500+ działa. W kolejce do żłobka czeka 170 dzieci
O żłobek w Raciborzu zapytała na komisji gospodarki miejskiej radna Anna Szukalska. Zwróciła uwagę, że w kolejce oczekujących na miejsce w żłobku jest 170 dzieci, tymczasem sam raciborski żłobek liczy 102 miejsca. Prezydent problem widzi i podjął już pewne działania zmierzające do zwiększenia miejsc w żłobkach. Co ciekawe, w sąsiednich miastach żłobka nie ma wcale.
- W dobie 500+ kolejka będzie się na pewno zwiększała. Co robimy w tej sprawie? – zapytała prezydenta radna Anna Szukalska. Jak się okazuje, prezydent ma już pewne plany. Na początek przypomniał historię raciborskich żłobków – początkowo były dwa, później je redukowano, ponieważ nie było w nich dzieci. Na ok. 1000 urodzin rocznie w latach osiemdziesiątych miejsc w żłobku było 29 – i nie były one wszystkie zajęte. Obecnie mamy 102 miejsca w żłobku przy Słonecznej i, jak widać, to za mało. – Obecnie kobiety chcą lub muszą pracować, wydłużył się też czas pracy babć, stąd zapotrzebowanie na miejsca w żłobku – wyjaśniał Mirosław Lenk. – Szanuję kolejkę, ale trzeba też pamiętać, że czasem dziecko jeszcze się nie urodziło, a już jest zapisane do kolejki do żłobka – dodał prezydent.
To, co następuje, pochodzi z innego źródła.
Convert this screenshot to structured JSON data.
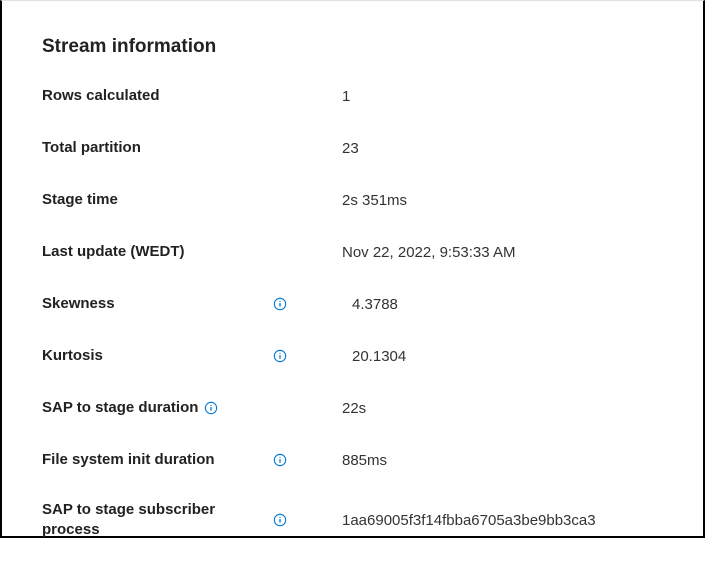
{
  "section_title": "Stream information",
  "rows": {
    "rows_calculated": {
      "label": "Rows calculated",
      "value": "1"
    },
    "total_partition": {
      "label": "Total partition",
      "value": "23"
    },
    "stage_time": {
      "label": "Stage time",
      "value": "2s 351ms"
    },
    "last_update": {
      "label": "Last update (WEDT)",
      "value": "Nov 22, 2022, 9:53:33 AM"
    },
    "skewness": {
      "label": "Skewness",
      "value": "4.3788"
    },
    "kurtosis": {
      "label": "Kurtosis",
      "value": "20.1304"
    },
    "sap_to_stage_duration": {
      "label": "SAP to stage duration",
      "value": "22s"
    },
    "file_system_init_duration": {
      "label": "File system init duration",
      "value": "885ms"
    },
    "sap_to_stage_subscriber_process": {
      "label": "SAP to stage subscriber process",
      "value": "1aa69005f3f14fbba6705a3be9bb3ca3"
    }
  }
}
Jeszcze w poprzednich kadencjach radni miejscy ustalili dopłatę do miejsc w żłobkach prywatnych w Raciborzu - do każdego dziecka miasto dopłaca 300 zł. Jednak i prywatne żłobki problemu nie rozwiążą, bo mają za mało miejsc.
Pomysłem prezydenta jest utworzenie oddziału żłobka w jednym z okolicznych przedszkoli. Wiązać się to będzie z przeniesieniem oddziału przedszkolnego do pobliskiego przedszkola, a na tym miejscu powstać może żłobek na 25 miejsc. Docelowo widzi się możliwość przekwalifikowania całego przedszkola na żłobek. Na razie prezydent nie zdradził, które przedszkole ma na myśli.